Korytarzem życia pod prąd i tyłem. Tego jeszcze nie grali na dwupasmówce
Wiecie co oznacza słowo „życie” w określeniu „korytarz życia”? Chodzi o niemarnowanie go na stanie w korku, gdy na drodze zdarzy się wypadek. Tak przynajmniej twierdzą niektórzy polscy kierowcy, którzy korzystają z utworzonego wolnego pasa, zupełnie jakby był udostępniony specjalnie dla nich.
7 sierpnia na Drodze Krajowej nr 1 w miejscowości Piasek w powiedzie pszczyńskim (województwo śląskie) doszło do poważnego wypadku. Wzięły w nim udział dwa samochody ciężarowe i w wyniku zatarasowania poszkodowanymi pojazdami, jezdnia w stronę Bielska-Białej została zablokowana. Efekt był spodziewany - korek.
Większość kierowców zachowała się poprawnie
Naturalną reakcją kierowców było utworzenie tzw. korytarza życia - zjechanie na boki jezdni, w celu przygotowania wolnego pasa, którego miałyby użyć nadciągające służby. Jest to zresztą uregulowane art. 9 ustawy Prawo o ruchu drogowym.
Ale przy zwolnieniu się pasa na korytarz życia, zawsze jakiś kierowca wpadnie na pewien plan. Jaki? A no sprytny - pojechać wolnym pasem, bo po co będę stać w korku, bo zaraz obiad/Wisła gra/rodzice dziewczyny wychodzą z domu. Niektórzy stwierdzili, że po prostu nie będą stać w korku i skorzystają z korytarza życia - i to jadąc do tyłu, lub pod prąd. Ich zachowanie na nagraniu udostępnionym w serwisie Youtube uwiecznił portal bielskiedrogi.pl. Co tu się dzieje, wydaje się nie do odgadnięcia. Czech są blisko, może to czeski film.

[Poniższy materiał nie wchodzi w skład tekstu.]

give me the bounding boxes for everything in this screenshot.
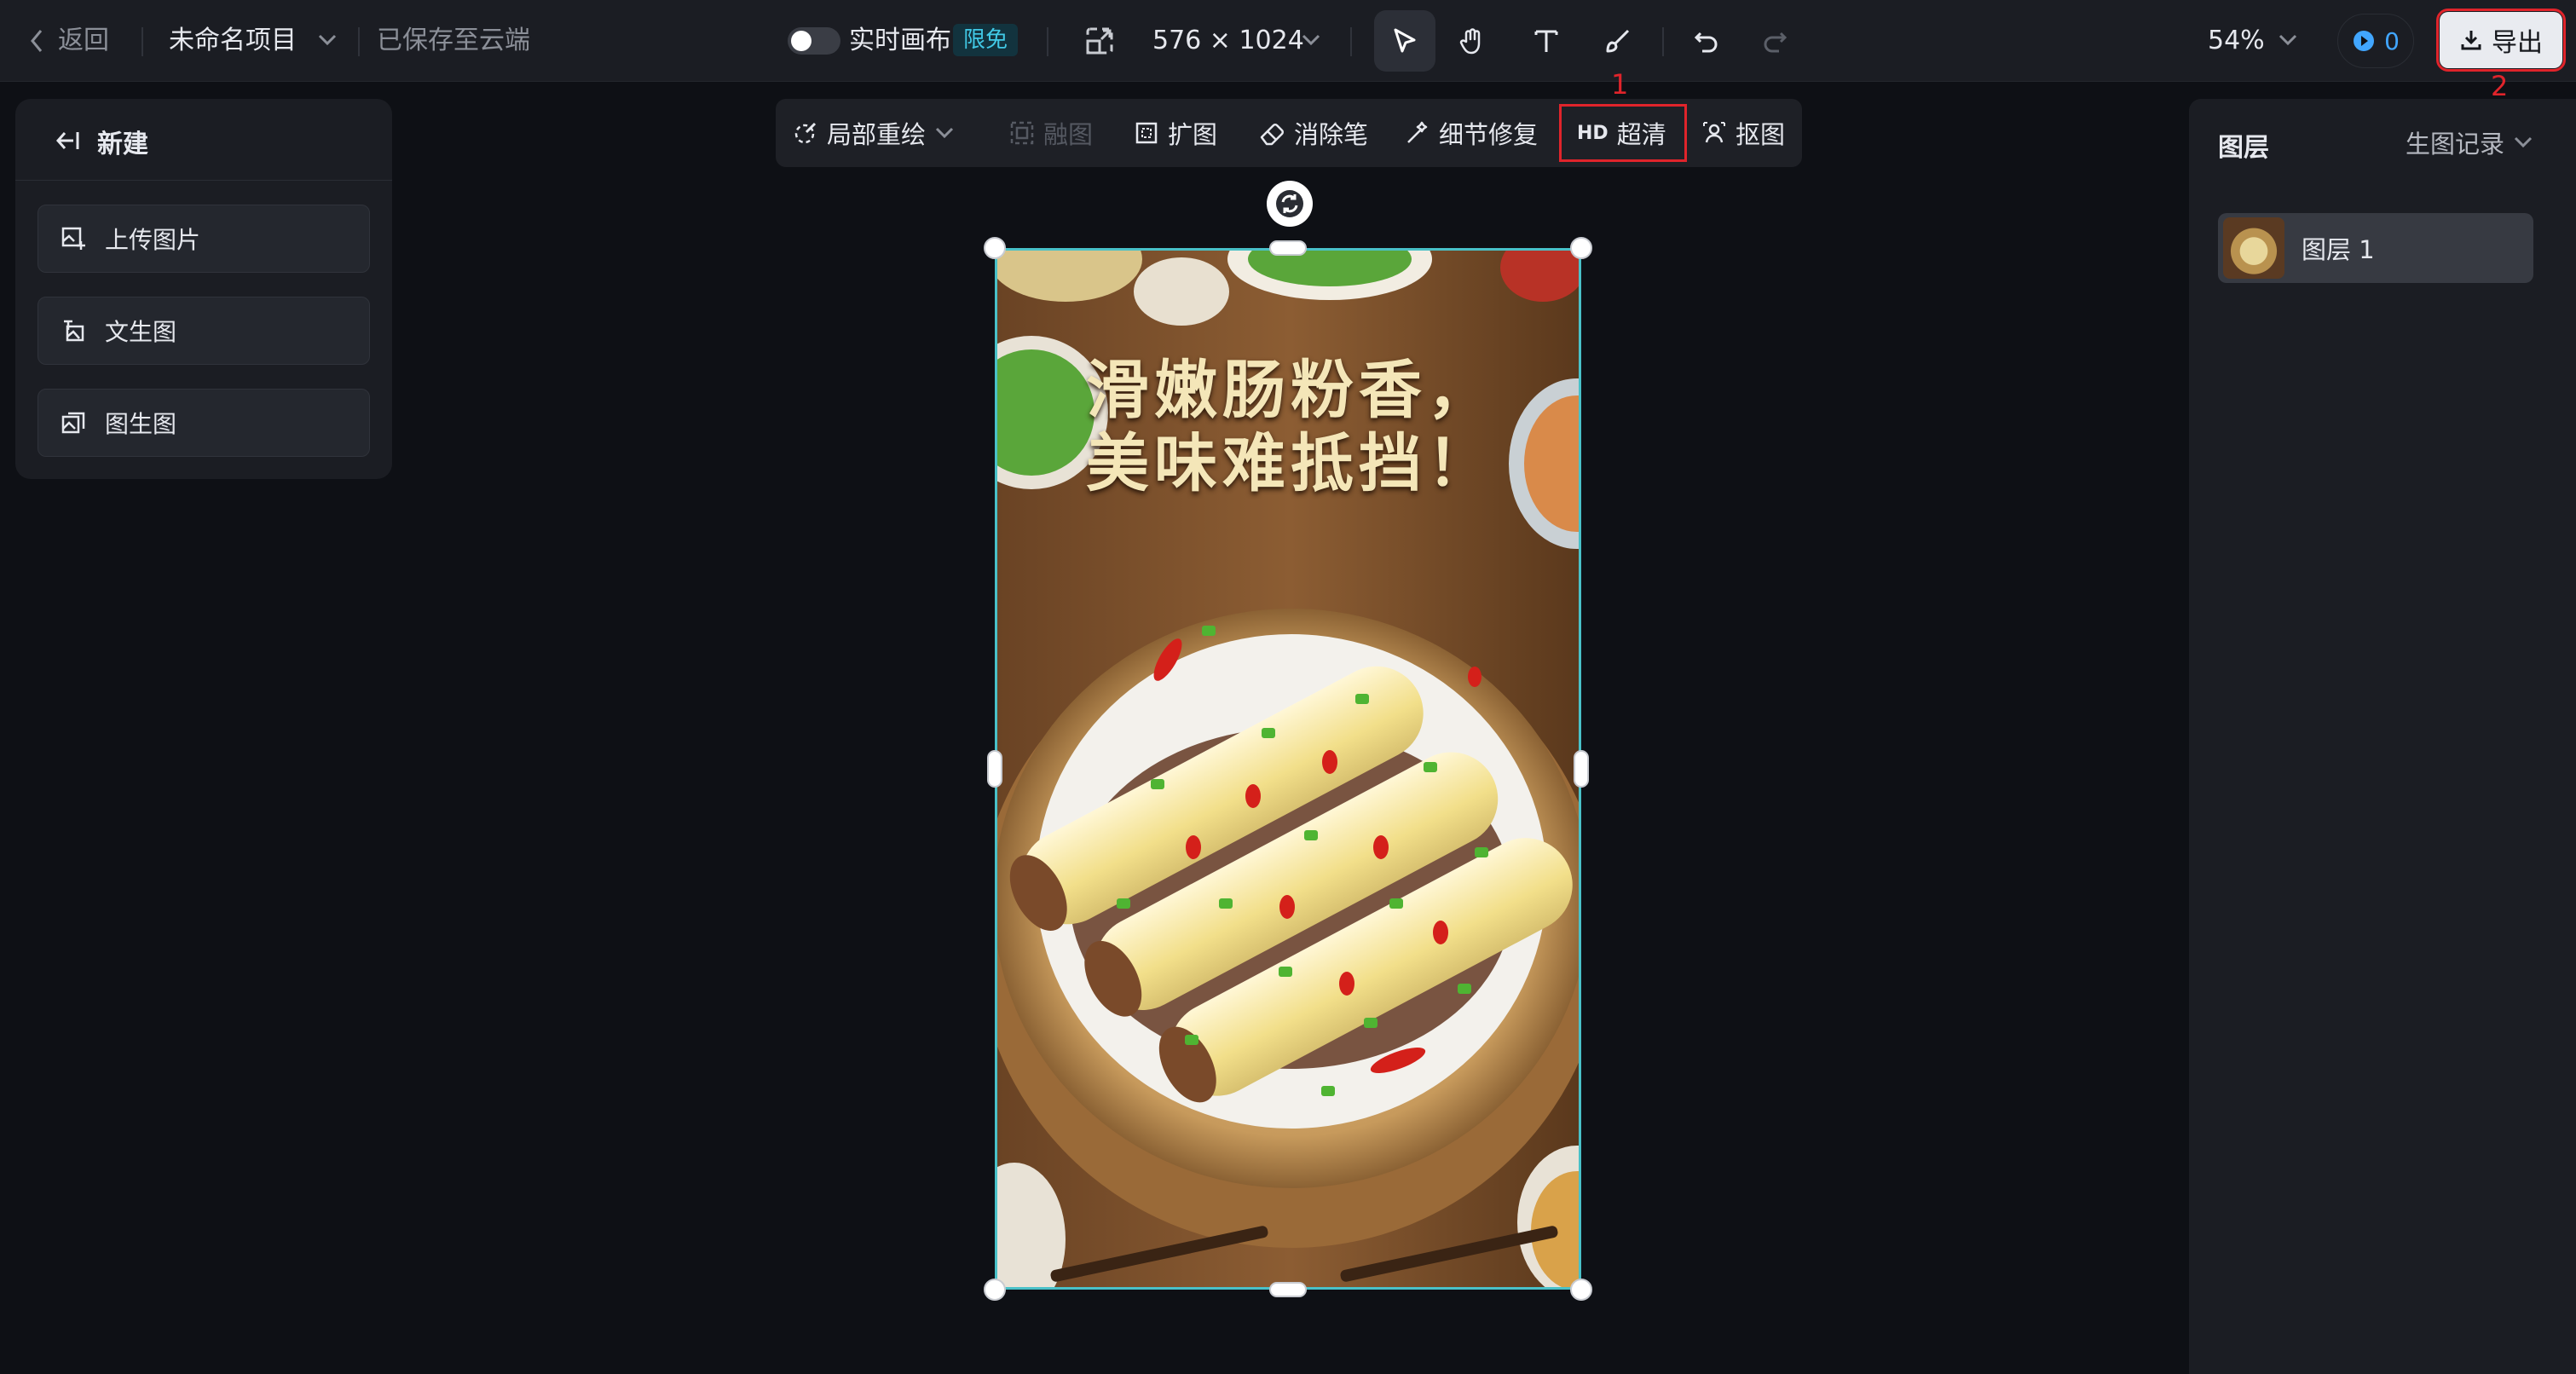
layers-panel: 图层 生图记录 图层 1 bbox=[2189, 99, 2576, 1374]
collapse-left-icon[interactable] bbox=[55, 130, 80, 152]
chevron-down-icon bbox=[2513, 135, 2533, 150]
zoom-level[interactable]: 54% bbox=[2208, 0, 2265, 82]
expand-button[interactable]: 扩图 bbox=[1134, 99, 1217, 167]
eraser-button[interactable]: 消除笔 bbox=[1258, 99, 1368, 167]
export-label: 导出 bbox=[2492, 28, 2543, 58]
top-bar: 返回 未命名项目 已保存至云端 实时画布 限免 576 × 1024 54% 0 bbox=[0, 0, 2576, 82]
hand-tool-button[interactable] bbox=[1442, 10, 1504, 72]
brush-icon bbox=[1603, 26, 1632, 55]
save-status: 已保存至云端 bbox=[377, 26, 530, 55]
annotation-marker-1: 1 bbox=[1611, 68, 1629, 101]
chevron-left-icon[interactable] bbox=[29, 27, 44, 55]
chevron-down-icon[interactable] bbox=[934, 125, 955, 141]
blend-label: 融图 bbox=[1043, 120, 1094, 149]
blend-button[interactable]: 融图 bbox=[1009, 99, 1093, 167]
project-name[interactable]: 未命名项目 bbox=[169, 0, 297, 82]
history-label: 生图记录 bbox=[2406, 130, 2505, 159]
image-to-image-icon bbox=[61, 410, 86, 436]
realtime-canvas-toggle[interactable] bbox=[788, 27, 840, 55]
image-to-image-label: 图生图 bbox=[105, 410, 177, 438]
upload-image-icon bbox=[61, 226, 86, 251]
text-to-image-button[interactable]: 文生图 bbox=[38, 297, 370, 365]
poster-title-line2: 美味难抵挡！ bbox=[1086, 427, 1495, 500]
rotate-icon bbox=[1274, 188, 1305, 219]
new-header[interactable]: 新建 bbox=[15, 99, 392, 181]
cutout-icon bbox=[1701, 120, 1727, 146]
layer-item[interactable]: 图层 1 bbox=[2218, 213, 2533, 283]
text-to-image-icon bbox=[61, 318, 86, 344]
resize-handle-bottom-left[interactable] bbox=[984, 1279, 1006, 1301]
pointer-icon bbox=[1390, 26, 1419, 55]
hd-annotation-box bbox=[1559, 104, 1687, 162]
brush-tool-button[interactable] bbox=[1587, 10, 1649, 72]
rotate-handle[interactable] bbox=[1267, 181, 1313, 227]
cutout-label: 抠图 bbox=[1736, 120, 1786, 149]
redo-icon bbox=[1760, 26, 1789, 55]
annotation-marker-2: 2 bbox=[2491, 70, 2509, 102]
credits-count: 0 bbox=[2384, 26, 2400, 55]
resize-handle-bottom[interactable] bbox=[1269, 1282, 1307, 1297]
upload-image-label: 上传图片 bbox=[105, 226, 201, 254]
divider bbox=[358, 27, 360, 56]
new-label: 新建 bbox=[97, 130, 148, 159]
back-button[interactable]: 返回 bbox=[58, 0, 109, 82]
upload-image-button[interactable]: 上传图片 bbox=[38, 205, 370, 273]
eraser-icon bbox=[1258, 120, 1285, 146]
divider bbox=[1662, 27, 1664, 56]
divider bbox=[142, 27, 143, 56]
chevron-down-icon[interactable] bbox=[317, 32, 338, 48]
undo-button[interactable] bbox=[1676, 10, 1737, 72]
resize-handle-top[interactable] bbox=[1269, 240, 1307, 256]
text-to-image-label: 文生图 bbox=[105, 318, 177, 346]
detail-fix-label: 细节修复 bbox=[1439, 120, 1539, 149]
magic-wand-icon bbox=[1405, 120, 1430, 146]
toggle-knob bbox=[791, 31, 811, 51]
layer-name: 图层 1 bbox=[2302, 235, 2375, 264]
credits-button[interactable]: 0 bbox=[2337, 14, 2414, 68]
undo-icon bbox=[1692, 26, 1721, 55]
hand-icon bbox=[1458, 26, 1487, 55]
limited-free-badge: 限免 bbox=[953, 24, 1019, 56]
chevron-down-icon[interactable] bbox=[1301, 32, 1321, 48]
download-icon bbox=[2459, 28, 2483, 52]
history-dropdown[interactable]: 生图记录 bbox=[2406, 124, 2533, 160]
image-to-image-button[interactable]: 图生图 bbox=[38, 389, 370, 457]
redo-button[interactable] bbox=[1744, 10, 1805, 72]
export-button[interactable]: 导出 bbox=[2436, 9, 2566, 72]
canvas-image[interactable]: 滑嫩肠粉香， 美味难抵挡！ bbox=[995, 248, 1581, 1290]
expand-icon bbox=[1134, 120, 1159, 146]
inpaint-label: 局部重绘 bbox=[827, 120, 927, 149]
divider bbox=[1047, 27, 1048, 56]
select-tool-button[interactable] bbox=[1374, 10, 1435, 72]
expand-label: 扩图 bbox=[1168, 120, 1218, 149]
blend-icon bbox=[1009, 120, 1035, 146]
layer-thumbnail bbox=[2223, 217, 2284, 279]
resize-handle-left[interactable] bbox=[987, 750, 1002, 788]
inpaint-icon bbox=[793, 120, 818, 146]
canvas-size[interactable]: 576 × 1024 bbox=[1152, 0, 1304, 82]
resize-handle-right[interactable] bbox=[1574, 750, 1589, 788]
resize-handle-top-left[interactable] bbox=[984, 237, 1006, 259]
text-icon bbox=[1532, 26, 1561, 55]
resize-icon[interactable] bbox=[1084, 26, 1115, 56]
layers-title: 图层 bbox=[2218, 133, 2269, 163]
resize-handle-top-right[interactable] bbox=[1570, 237, 1592, 259]
detail-fix-button[interactable]: 细节修复 bbox=[1405, 99, 1538, 167]
eraser-label: 消除笔 bbox=[1294, 120, 1369, 149]
chevron-down-icon[interactable] bbox=[2278, 32, 2298, 48]
inpaint-button[interactable]: 局部重绘 bbox=[793, 99, 955, 167]
realtime-canvas-label: 实时画布 bbox=[849, 26, 951, 55]
create-panel: 新建 上传图片 文生图 图生图 bbox=[15, 99, 392, 479]
resize-handle-bottom-right[interactable] bbox=[1570, 1279, 1592, 1301]
cutout-button[interactable]: 抠图 bbox=[1701, 99, 1785, 167]
text-tool-button[interactable] bbox=[1516, 10, 1577, 72]
credit-icon bbox=[2352, 29, 2376, 53]
divider bbox=[1350, 27, 1352, 56]
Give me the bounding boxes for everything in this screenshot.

Więcej o głupich zachowaniach kierowców przeczytasz tutaj:
Bez kary się nie obejdzie
Za takie zachowanie kierowców, które w skrajnej sytuacji mogłoby generować zagrożenie zdrowia, a nawet życia jest przewidziany mandat karny w wysokości od 500 do 2500 zł, a konto kierowcy zasili 8 punktów karnych.
Prezentowany materiał został przez dodających celowo nieco rozmyty, żeby nie było widać twarzy kierowców korzystających z korytarza życia. Jednakże autor zapewnia, że gagatkom z nagrania ich postępowanie nie ujdzie na sucho. Oryginalny, nieedytowany materiał z dobrze widocznymi numerami rejestracyjnymi samochodów został przesłany do Komendy Powiatowej Policji w Pszczynie.